Emerging markets. You think Draghi is worried about a strong dollar? Try having current account deficits with the US that  are over 30% of GDP, that’s when you’re in trouble. Couple that with an emerging market whose economy is based predominantly around construction or commodity production or exporting and its a nightmare not worth comprehending. Soon, if not already, the little guys are going to wake up and realise not only are their exports worth a third of what they used to be but also that the interest bill with an eagle on the letterhead seems to be saying the same number in USD and a much bigger number in their own currency. YTD against the dollar, the South African Rand is down 19% and the Lira and Rial are both down 20%.
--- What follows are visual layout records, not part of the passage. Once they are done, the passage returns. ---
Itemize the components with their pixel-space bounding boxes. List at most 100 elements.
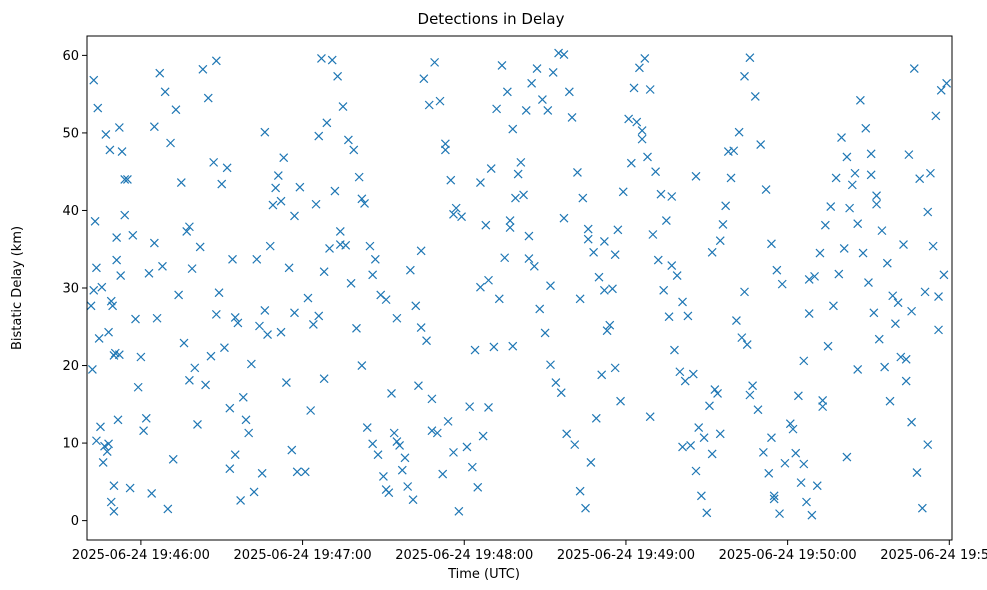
data-point (335, 226, 345, 236)
data-point (346, 278, 356, 288)
data-point (281, 378, 291, 388)
data-point (233, 318, 243, 328)
data-point (699, 433, 709, 443)
data-point (403, 482, 413, 491)
data-point (357, 361, 367, 370)
x-tick-label: 2025-06-24 19:48:00 (395, 548, 533, 563)
data-point (907, 306, 917, 316)
data-point (613, 225, 623, 235)
data-point (481, 220, 491, 230)
data-point (713, 389, 722, 398)
data-point (573, 168, 582, 177)
data-point (446, 175, 456, 185)
data-point (737, 333, 747, 343)
data-point (112, 233, 122, 243)
data-point (263, 330, 272, 339)
data-point (271, 183, 281, 193)
data-point (349, 145, 359, 155)
data-point (672, 271, 682, 281)
data-point (651, 167, 661, 177)
data-point (527, 78, 537, 88)
data-point (823, 341, 833, 351)
data-point (877, 226, 887, 236)
data-point (726, 173, 736, 183)
data-point (287, 445, 297, 455)
data-point (861, 123, 871, 133)
data-point (769, 494, 779, 504)
data-point (645, 85, 655, 94)
data-point (624, 114, 634, 124)
data-point (767, 433, 776, 443)
data-point (831, 173, 841, 183)
data-point (599, 285, 609, 295)
data-point (583, 234, 593, 244)
data-point (427, 426, 437, 436)
data-point (276, 196, 286, 206)
data-point (769, 491, 779, 501)
data-point (745, 53, 755, 63)
data-point (427, 394, 437, 404)
data-point (314, 311, 324, 321)
data-point (656, 189, 666, 199)
data-point (214, 288, 224, 298)
data-point (626, 158, 636, 168)
data-point (106, 497, 116, 507)
data-point (796, 478, 806, 488)
data-point (117, 147, 127, 156)
data-point (896, 352, 906, 362)
data-point (634, 63, 644, 73)
data-point (238, 392, 248, 402)
data-point (791, 448, 801, 458)
data-point (470, 345, 480, 355)
data-point (405, 265, 415, 275)
data-point (341, 240, 351, 250)
data-point (435, 96, 445, 106)
data-point (368, 270, 378, 280)
data-point (853, 364, 863, 374)
data-point (758, 447, 768, 457)
data-point (880, 362, 890, 372)
data-point (678, 442, 687, 452)
data-point (92, 263, 101, 273)
data-point (362, 423, 372, 432)
data-point (89, 75, 99, 85)
data-point (222, 163, 232, 173)
data-point (858, 248, 868, 258)
data-point (511, 193, 520, 203)
data-point (408, 495, 418, 505)
data-point (694, 423, 704, 432)
data-point (166, 138, 175, 148)
data-point (322, 118, 332, 128)
data-point (559, 50, 569, 60)
data-point (338, 102, 348, 111)
data-point (853, 219, 863, 229)
data-point (917, 503, 927, 513)
data-point (476, 282, 485, 292)
data-point (100, 441, 109, 451)
data-point (147, 489, 157, 498)
data-point (799, 356, 809, 366)
data-point (529, 261, 539, 271)
data-point (589, 247, 599, 257)
data-point (818, 396, 828, 405)
data-point (548, 68, 558, 77)
data-point (411, 301, 421, 311)
data-point (829, 301, 838, 311)
data-point (317, 54, 326, 63)
data-point (707, 449, 717, 459)
data-point (484, 402, 493, 412)
data-point (112, 255, 122, 265)
data-point (648, 230, 658, 239)
data-point (203, 93, 213, 103)
data-point (508, 124, 518, 134)
data-point (767, 239, 776, 249)
data-point (740, 71, 749, 81)
data-point (554, 48, 563, 58)
data-point (820, 220, 830, 230)
data-point (645, 412, 655, 422)
data-point (308, 320, 318, 329)
data-point (845, 203, 855, 213)
data-point (368, 439, 378, 449)
data-point (244, 428, 254, 438)
data-point (381, 295, 391, 305)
Oil, oil, oil. I said it last week, all the commentators said it this week and now i’ll say it again, this game is all about supply. None of the OPEC countries are giving in and US inventories that looked to be going down in the second quarter of the year and the start of the third took an upturn recently, proving, as usual, that the United States won’t be bullied in a head-to-head show of resources. So what’s going to change? A lot of the talk this week was about the December 4th meeting of the OPEC committee, where Iran could potentially enter the foray with its own supplies, but if i’m honest how much more supply effect can there be on the downside of the price? One major shortage, that’s what you’re looking for and it’s going to be forced. These are the richest countries and conglomerates in the world, they’re not giving in to one another over $40 a barrel. As I’m writing this the scenes of the attacks in Paris are continuing on the news (my heart goes out to all those involved in Paris on Friday) and I can’t help to wonder if intervention into Syria and against ISIS might result in the oil price endgame.

Alibaba. China might be stalling but Alibaba is going from strength to strength and it showed that more than ever on Thursday, 11th of 11th, or as it’s now known in China, Singles’ Day! A chance to buy something for yourself or for someone else, or just to hit back at the couples for Valentine’s Day. Whatever the reason, Alibaba sold $14bn worth of merchandise in 24 hours, $1bn of that in the first three minutes. Singles day this year eclipsed Black Friday, Cyber Monday and all other shopping holidays put together and Alibaba created Singles Day! The stock price is low all things considered, lead by innovator Jack Ma who’s got his head on the right way round, it seems investors dislike China more than they dislike the company, not a good way to evaluate a business that is looking to go international if you ask me.